Татьяна Набатникова - На золотом крыльце сидели
— А зачем учишься-то? — вдруг с любопытством спросил Гапирсон.
— Неграмотность ликвидирую, — улыбнулась незлопамятная девушка.
Он снова заглянул в книгу.
— «Империализм». Да ты знаешь, что такое империализм? «Женева». Это во Франции?
Она опять молчала, но ссора уже рассосалась, началась Гапирсонова тоска:
— Эх, если бы ты знала...
— Ну ладно, пока, будь здоров, — встала, ушла.
Напрягся, ощетинился, выпустил колючки дикобразик. Оскорбленный Гапирсон.
Ну вот, а позже попал ко мне.
Заносчивый воришка («отпустите меня, я уже зажил»), в глазах сухой огонь.
Пришла Инга, взгляд уводит: «Отпустите его, доктор. Скоро путь кончится... У меня очень сильные головные боли».
— Да он же!.. — ахнула я.
— Мне какая разница, — выжатым, высохшим, выцветшим голосом.
Села, откинула голову на переборку. Сидим, молча перетягиваем, как канат, время. Там, за ее виском, за переборкой, лежит в лазарете Гапирсон.
— ...В Находке один мичман, тридцать девять лет. Мы с ним были... И у него случился приступ сердца. Я ему давай массаж. Он после... — да все они одинаково говорят: ах, почему мы не встретились раньше! И зачем-то еще врал, что не женат. Зачем врал, я же ведь не против была. После я разыскала его брата, думаю: что-то не показывается, может, умер уже от сердца, спрашиваю: Олег-то хоть живой? — Живой, да я у них давно не был. «У них» — значит, женат... Зачем же было врать? Так по мне уж лучше Гапирсон, чем... Доктор, а капитан наш женат?
— Не знаю!
Она вздохнула, отвела свои сильные, неутолимые глаза.
Выпустила для нее на волю молодого Гапирсона.
— Только чтоб без поножовщины, я вас зашивать не успеваю! — поворчала для виду.
Гапирсон обиделся.
— Вы меня, конечно, доктор, извините, но гарантию, как говорится, может дать только страховой полис. Мы живем, доктор, на всем серьезе. Вам не понять. Вам главное приличия. А мы вот такие люди.
Гордый Гапирсон.
Ему лет двадцать пять. Поджарый. Стремящийся. Его ждет женщина Инга, вдвое выше, вдвое шире и вдвое старше, кожа гармошкой, женщина, постыдно не насытившаяся до сего времени.

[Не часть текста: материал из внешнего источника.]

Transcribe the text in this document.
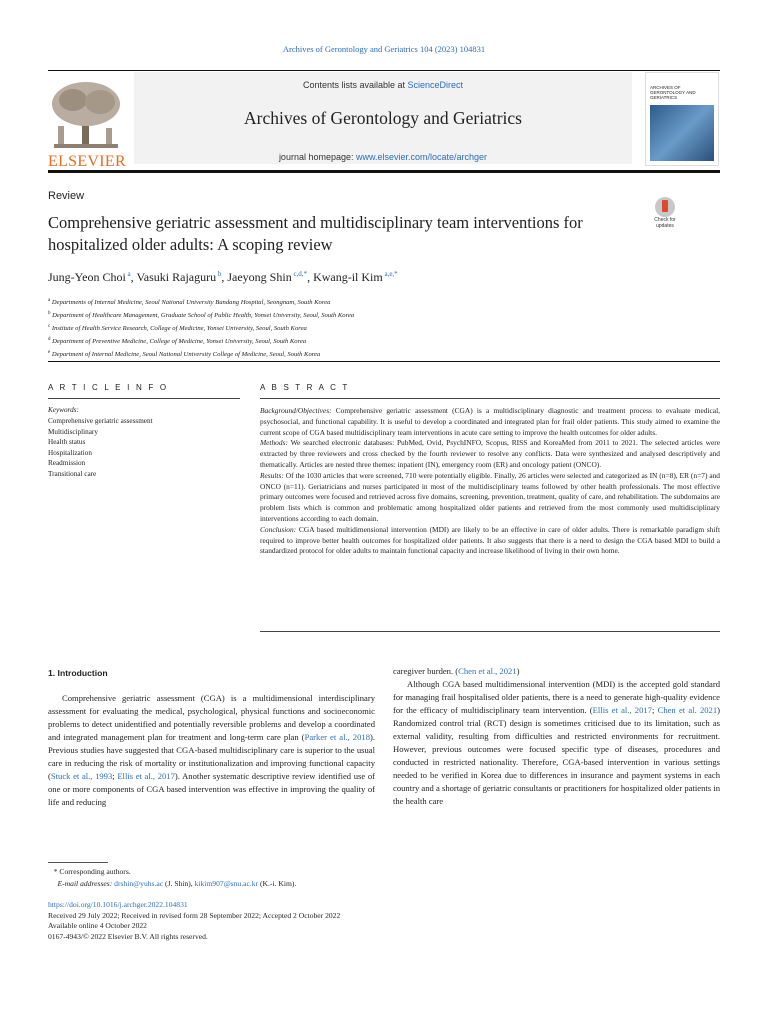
Archives of Gerontology and Geriatrics 104 (2023) 104831
ELSEVIER
Contents lists available at ScienceDirect
Archives of Gerontology and Geriatrics
journal homepage: www.elsevier.com/locate/archger
ARCHIVES OF GERONTOLOGY AND GERIATRICS
Review
Comprehensive geriatric assessment and multidisciplinary team interventions for hospitalized older adults: A scoping review
Check for updates
Jung-Yeon Choi $^a$, Vasuki Rajaguru $^b$, Jaeyong Shin $^{c,d,*}$, Kwang-il Kim $^{a,e,*}$
$^a$ Departments of Internal Medicine, Seoul National University Bundang Hospital, Seongnam, South Korea
$^b$ Department of Healthcare Management, Graduate School of Public Health, Yonsei University, Seoul, South Korea
$^c$ Institute of Health Service Research, College of Medicine, Yonsei University, Seoul, South Korea
$^d$ Department of Preventive Medicine, College of Medicine, Yonsei University, Seoul, South Korea
$^e$ Department of Internal Medicine, Seoul National University College of Medicine, Seoul, South Korea
A R T I C L E I N F O	A B S T R A C T
Keywords:
Comprehensive geriatric assessment
Multidisciplinary
Health status
Hospitalization
Readmission
Transitional care

Background/Objectives: Comprehensive geriatric assessment (CGA) is a multidisciplinary diagnostic and treatment process to evaluate medical, psychosocial, and functional capability. It is useful to develop a coordinated and integrated plan for frail older patients. This study aimed to examine the current scope of CGA based multidisciplinary team interventions in acute care setting to improve the health outcomes for older adults.

Methods: We searched electronic databases: PubMed, Ovid, PsychINFO, Scopus, RISS and KoreaMed from 2011 to 2021. The selected articles were extracted by three reviewers and cross checked by the fourth reviewer to resolve any conflicts. Data were synthesized and analysed descriptively and thematically. Articles are nested three themes: inpatient (IN), emergency room (ER) and oncology patient (ONCO).

Results: Of the 1030 articles that were screened, 710 were potentially eligible. Finally, 26 articles were selected and categorized as IN (n=8), ER (n=7) and ONCO (n=11). Geriatricians and nurses participated in most of the multidisciplinary teams followed by other health professionals. The most effective primary outcomes were focused and retrieved across five domains, screening, prevention, treatment, quality of care, and rehabilitation. The subdomains are problem lists which is common and problematic among hospitalized older patients and retrieved from the most commonly used multidisciplinary interventions according to each domain.

Conclusion: CGA based multidimensional intervention (MDI) are likely to be an effective in care of older adults. There is remarkable paradigm shift required to improve better health outcomes for hospitalized older patients. It also suggests that there is a need to design the CGA based MDI to build a standardized protocol for older adults to maintain functional capacity and increase likelihood of living in their own home.

1. Introduction

Comprehensive geriatric assessment (CGA) is a multidimensional interdisciplinary assessment for evaluating the medical, psychological, physical functions and socioeconomic problems to detect unidentified and potentially reversible problems and develop a coordinated and integrated management plan for treatment and long-term care plan (Parker et al., 2018). Previous studies have suggested that CGA-based multidisciplinary care is superior to the usual care in reducing the risk of mortality or institutionalization and improving functional capacity (Stuck et al., 1993; Ellis et al., 2017). Another systematic descriptive review identified use of one or more components of CGA based intervention was effective in improving the quality of life and reducing

caregiver burden. (Chen et al., 2021)

Although CGA based multidimensional intervention (MDI) is the accepted gold standard for managing frail hospitalised older patients, there is a need to generate high-quality evidence for the efficacy of multidisciplinary team intervention. (Ellis et al., 2017; Chen et al. 2021) Randomized control trial (RCT) design is sometimes criticised due to its limitation, such as external validity, resulting from difficulties and restricted environments for recruitment. However, previous outcomes were focused specific type of diseases, procedures and conducted in restricted nationality. Therefore, CGA-based intervention in various settings needed to be verified in Korea due to differences in insurance and payment systems in each country and a shortage of geriatric consultants or practitioners for hospitalized older patients in the health care

* Corresponding authors.
E-mail addresses: drshin@yuhs.ac (J. Shin), kikim907@snu.ac.kr (K.-i. Kim).
https://doi.org/10.1016/j.archger.2022.104831
Received 29 July 2022; Received in revised form 28 September 2022; Accepted 2 October 2022
Available online 4 October 2022
0167-4943/© 2022 Elsevier B.V. All rights reserved.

Это надо успевать. Не потому ли юность полна была маленьких измен? Сердца много, сознания мало, и в сумерках его едва отличишь «приятно» от «правильно». И не отличали.

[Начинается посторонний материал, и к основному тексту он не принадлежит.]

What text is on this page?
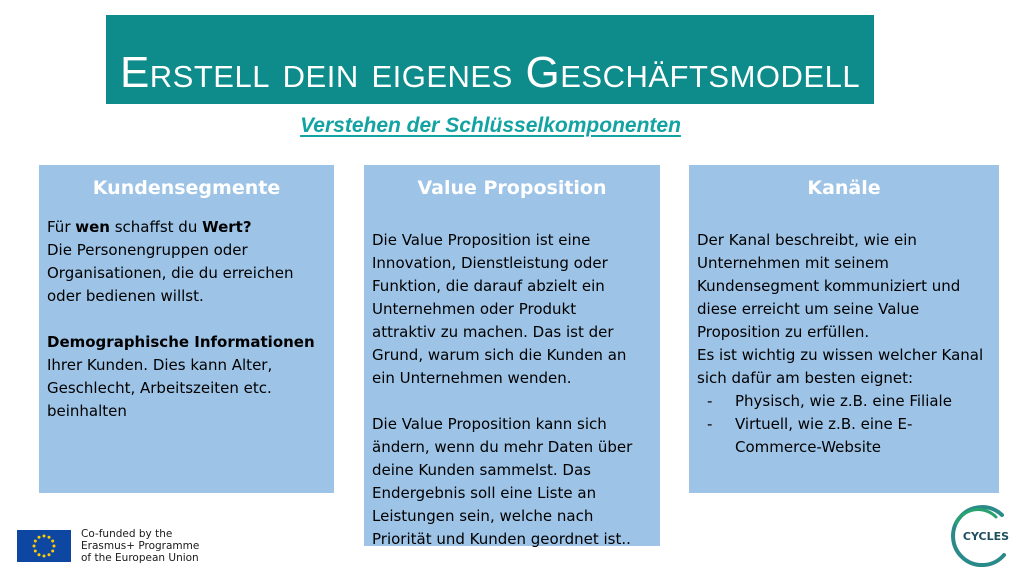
Erstell dein eigenes Geschäftsmodell
Verstehen der Schlüsselkomponenten
Kundensegmente

Für wen schaffst du Wert?

Die Personengruppen oder
Organisationen, die du erreichen
oder bedienen willst.

Demographische Informationen

Ihrer Kunden. Dies kann Alter,
Geschlecht, Arbeitszeiten etc.
beinhalten

Value Proposition

Die Value Proposition ist eine
Innovation, Dienstleistung oder
Funktion, die darauf abzielt ein
Unternehmen oder Produkt
attraktiv zu machen. Das ist der
Grund, warum sich die Kunden an
ein Unternehmen wenden.

Die Value Proposition kann sich
ändern, wenn du mehr Daten über
deine Kunden sammelst. Das
Endergebnis soll eine Liste an
Leistungen sein, welche nach
Priorität und Kunden geordnet ist..

Kanäle

Der Kanal beschreibt, wie ein
Unternehmen mit seinem
Kundensegment kommuniziert und
diese erreicht um seine Value
Proposition zu erfüllen.
Es ist wichtig zu wissen welcher Kanal
sich dafür am besten eignet:

- Physisch, wie z.B. eine Filiale
- Virtuell, wie z.B. eine E-
Commerce-Website
Co-funded by the
Erasmus+ Programme
of the European Union
CYCLES
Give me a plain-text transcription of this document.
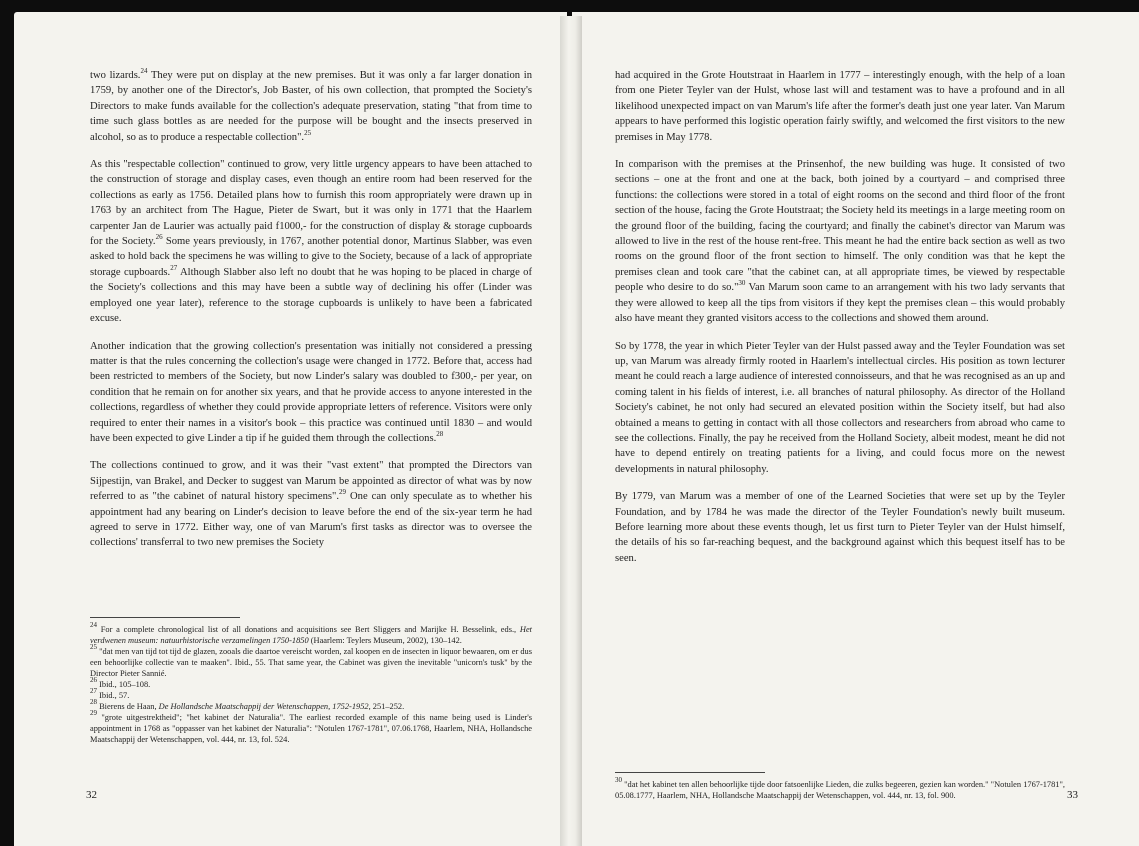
two lizards.$^{24}$ They were put on display at the new premises. But it was only a far larger donation in 1759, by another one of the Director's, Job Baster, of his own collection, that prompted the Society's Directors to make funds available for the collection's adequate preservation, stating "that from time to time such glass bottles as are needed for the purpose will be bought and the insects preserved in alcohol, so as to produce a respectable collection".$^{25}$

As this "respectable collection" continued to grow, very little urgency appears to have been attached to the construction of storage and display cases, even though an entire room had been reserved for the collections as early as 1756. Detailed plans how to furnish this room appropriately were drawn up in 1763 by an architect from The Hague, Pieter de Swart, but it was only in 1771 that the Haarlem carpenter Jan de Laurier was actually paid f1000,- for the construction of display & storage cupboards for the Society.$^{26}$ Some years previously, in 1767, another potential donor, Martinus Slabber, was even asked to hold back the specimens he was willing to give to the Society, because of a lack of appropriate storage cupboards.$^{27}$ Although Slabber also left no doubt that he was hoping to be placed in charge of the Society's collections and this may have been a subtle way of declining his offer (Linder was employed one year later), reference to the storage cupboards is unlikely to have been a fabricated excuse.

Another indication that the growing collection's presentation was initially not considered a pressing matter is that the rules concerning the collection's usage were changed in 1772. Before that, access had been restricted to members of the Society, but now Linder's salary was doubled to f300,- per year, on condition that he remain on for another six years, and that he provide access to anyone interested in the collections, regardless of whether they could provide appropriate letters of reference. Visitors were only required to enter their names in a visitor's book – this practice was continued until 1830 – and would have been expected to give Linder a tip if he guided them through the collections.$^{28}$

The collections continued to grow, and it was their "vast extent" that prompted the Directors van Sijpestijn, van Brakel, and Decker to suggest van Marum be appointed as director of what was by now referred to as "the cabinet of natural history specimens".$^{29}$ One can only speculate as to whether his appointment had any bearing on Linder's decision to leave before the end of the six-year term he had agreed to serve in 1772. Either way, one of van Marum's first tasks as director was to oversee the collections' transferral to two new premises the Society

$^{24}$ For a complete chronological list of all donations and acquisitions see Bert Sliggers and Marijke H. Besselink, eds., Het verdwenen museum: natuurhistorische verzamelingen 1750-1850 (Haarlem: Teylers Museum, 2002), 130–142.

$^{25}$ "dat men van tijd tot tijd de glazen, zooals die daartoe vereischt worden, zal koopen en de insecten in liquor bewaaren, om er dus een behoorlijke collectie van te maaken". Ibid., 55. That same year, the Cabinet was given the inevitable "unicorn's tusk" by the Director Pieter Sannié.

$^{26}$ Ibid., 105–108.

$^{27}$ Ibid., 57.

$^{28}$ Bierens de Haan, De Hollandsche Maatschappij der Wetenschappen, 1752-1952, 251–252.

$^{29}$ "grote uitgestrektheid"; "het kabinet der Naturalia". The earliest recorded example of this name being used is Linder's appointment in 1768 as "oppasser van het kabinet der Naturalia": "Notulen 1767-1781", 07.06.1768, Haarlem, NHA, Hollandsche Maatschappij der Wetenschappen, vol. 444, nr. 13, fol. 524.

32

had acquired in the Grote Houtstraat in Haarlem in 1777 – interestingly enough, with the help of a loan from one Pieter Teyler van der Hulst, whose last will and testament was to have a profound and in all likelihood unexpected impact on van Marum's life after the former's death just one year later. Van Marum appears to have performed this logistic operation fairly swiftly, and welcomed the first visitors to the new premises in May 1778.

In comparison with the premises at the Prinsenhof, the new building was huge. It consisted of two sections – one at the front and one at the back, both joined by a courtyard – and comprised three functions: the collections were stored in a total of eight rooms on the second and third floor of the front section of the house, facing the Grote Houtstraat; the Society held its meetings in a large meeting room on the ground floor of the building, facing the courtyard; and finally the cabinet's director van Marum was allowed to live in the rest of the house rent-free. This meant he had the entire back section as well as two rooms on the ground floor of the front section to himself. The only condition was that he kept the premises clean and took care "that the cabinet can, at all appropriate times, be viewed by respectable people who desire to do so."$^{30}$ Van Marum soon came to an arrangement with his two lady servants that they were allowed to keep all the tips from visitors if they kept the premises clean – this would probably also have meant they granted visitors access to the collections and showed them around.

So by 1778, the year in which Pieter Teyler van der Hulst passed away and the Teyler Foundation was set up, van Marum was already firmly rooted in Haarlem's intellectual circles. His position as town lecturer meant he could reach a large audience of interested connoisseurs, and that he was recognised as an up and coming talent in his fields of interest, i.e. all branches of natural philosophy. As director of the Holland Society's cabinet, he not only had secured an elevated position within the Society itself, but had also obtained a means to getting in contact with all those collectors and researchers from abroad who came to see the collections. Finally, the pay he received from the Holland Society, albeit modest, meant he did not have to depend entirely on treating patients for a living, and could focus more on the newest developments in natural philosophy.

By 1779, van Marum was a member of one of the Learned Societies that were set up by the Teyler Foundation, and by 1784 he was made the director of the Teyler Foundation's newly built museum. Before learning more about these events though, let us first turn to Pieter Teyler van der Hulst himself, the details of his so far-reaching bequest, and the background against which this bequest itself has to be seen.

$^{30}$ "dat het kabinet ten allen behoorlijke tijde door fatsoenlijke Lieden, die zulks begeeren, gezien kan worden." "Notulen 1767-1781", 05.08.1777, Haarlem, NHA, Hollandsche Maatschappij der Wetenschappen, vol. 444, nr. 13, fol. 900.	33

...Мальчик мой тогда все не ехал на Новый год. Каникулы уже начались, каждое утро Витька прибегал, будил меня, и мы мчались на автостанцию встречать ежедневный автобус: да приедет наконец этот чертов Гал? И день, и два, и вот уже 31 декабря, а автобус, последний в этом году, пришел без Гала.
— Витька, ну что?
Посмеивается:
— Тебе видней. Ну, хочешь, Налима позовем?
Бездумно, легко предавали, не ведая пока тяжести расплаты, не зная еще цены верности.

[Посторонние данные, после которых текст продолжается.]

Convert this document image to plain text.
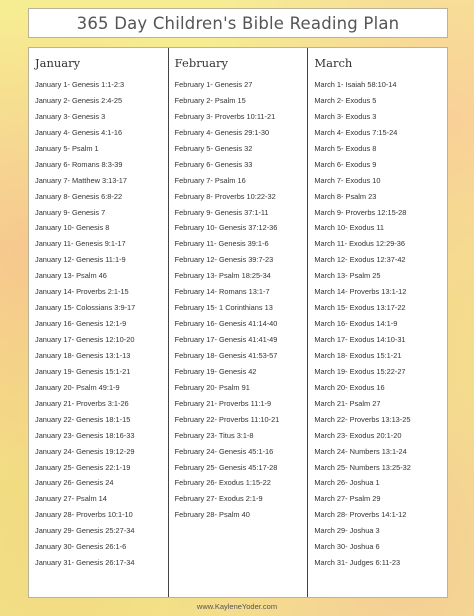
365 Day Children's Bible Reading Plan
January
January 1- Genesis 1:1-2:3
January 2- Genesis 2:4-25
January 3- Genesis 3
January 4- Genesis 4:1-16
January 5- Psalm 1
January 6- Romans 8:3-39
January 7- Matthew 3:13-17
January 8- Genesis 6:8-22
January 9- Genesis 7
January 10- Genesis 8
January 11- Genesis 9:1-17
January 12- Genesis 11:1-9
January 13- Psalm 46
January 14- Proverbs 2:1-15
January 15- Colossians 3:9-17
January 16- Genesis 12:1-9
January 17- Genesis 12:10-20
January 18- Genesis 13:1-13
January 19- Genesis 15:1-21
January 20- Psalm 49:1-9
January 21- Proverbs 3:1-26
January 22- Genesis 18:1-15
January 23- Genesis 18:16-33
January 24- Genesis 19:12-29
January 25- Genesis 22:1-19
January 26- Genesis 24
January 27- Psalm 14
January 28- Proverbs 10:1-10
January 29- Genesis 25:27-34
January 30- Genesis 26:1-6
January 31- Genesis 26:17-34
February
February 1- Genesis 27
February 2- Psalm 15
February 3- Proverbs 10:11-21
February 4- Genesis 29:1-30
February 5- Genesis 32
February 6- Genesis 33
February 7- Psalm 16
February 8- Proverbs 10:22-32
February 9- Genesis 37:1-11
February 10- Genesis 37:12-36
February 11- Genesis 39:1-6
February 12- Genesis 39:7-23
February 13- Psalm 18:25-34
February 14- Romans 13:1-7
February 15- 1 Corinthians 13
February 16- Genesis 41:14-40
February 17- Genesis 41:41-49
February 18- Genesis 41:53-57
February 19- Genesis 42
February 20- Psalm 91
February 21- Proverbs 11:1-9
February 22- Proverbs 11:10-21
February 23- Titus 3:1-8
February 24- Genesis 45:1-16
February 25- Genesis 45:17-28
February 26- Exodus 1:15-22
February 27- Exodus 2:1-9
February 28- Psalm 40
March
March 1- Isaiah 58:10-14
March 2- Exodus 5
March 3- Exodus 3
March 4- Exodus 7:15-24
March 5- Exodus 8
March 6- Exodus 9
March 7- Exodus 10
March 8- Psalm 23
March 9- Proverbs 12:15-28
March 10- Exodus 11
March 11- Exodus 12:29-36
March 12- Exodus 12:37-42
March 13- Psalm 25
March 14- Proverbs 13:1-12
March 15- Exodus 13:17-22
March 16- Exodus 14:1-9
March 17- Exodus 14:10-31
March 18- Exodus 15:1-21
March 19- Exodus 15:22-27
March 20- Exodus 16
March 21- Psalm 27
March 22- Proverbs 13:13-25
March 23- Exodus 20:1-20
March 24- Numbers 13:1-24
March 25- Numbers 13:25-32
March 26- Joshua 1
March 27- Psalm 29
March 28- Proverbs 14:1-12
March 29- Joshua 3
March 30- Joshua 6
March 31- Judges 6:11-23
www.KayleneYoder.com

— Что-то надо делать, не оставаться же одной!
Позвали Налима, он без ума. Вот уже одиннадцать часов, вода закипает, сейчас пельмени спускать, мы вчетвером у Витьки: он, его подружка, я и Налим. Уже гуляем. И тут открывается дверь, клубы холода катятся по полу кухни, а поверх летит улыбка. Я безумею. Я перестаю видеть и слышать. Я глохну, кидаюсь к нему напрямик — может быть, даже через стол, я влеку его в дальнюю комнату, не снявшего пальто: ну как ты?! Счастье, как ветер, как метель: все застило — это так бывает, несется человек по улице надутым парусом, сам не зная куда, сощурился, чтоб не ослепнуть от радости, — и что там такое у него сбылось? Дура полная, я и секунды не затруднилась представить себе, каково моему преданному Налиму, нежданно-негаданно допущенному и тут же брошенному назад, он взял нож и резанул себе поперек ладони, чтоб я узнала, как это, — а я все равно ничего не «узнала», так была надута ветром счастья. Налим ушел, и весь ему Новый год, а нам хоть бы хны, задумываться некогда: пельмени поспели, да и столько радости, что места нет для мысли, мы ели, пили наше вино, глаза моего мальчика сияли, он приехал на попутной невозможной машине среди метели за час до Нового года, это было так невероятно и так чудесно, что сил не хватало усвоить. Он уснул с дороги и с радости, а я тихо сняла платье, в голубой сорочке, семнадцатилетняя, украдкой легла рядом, в его тепло. Витька заглянул в дверь и рассмеялся. Это была его комната, его постель. Ничего. Сон моего мальчика был глубок. Я полежала, может, час, может, два, потомилась около него, спящего. Ушла домой.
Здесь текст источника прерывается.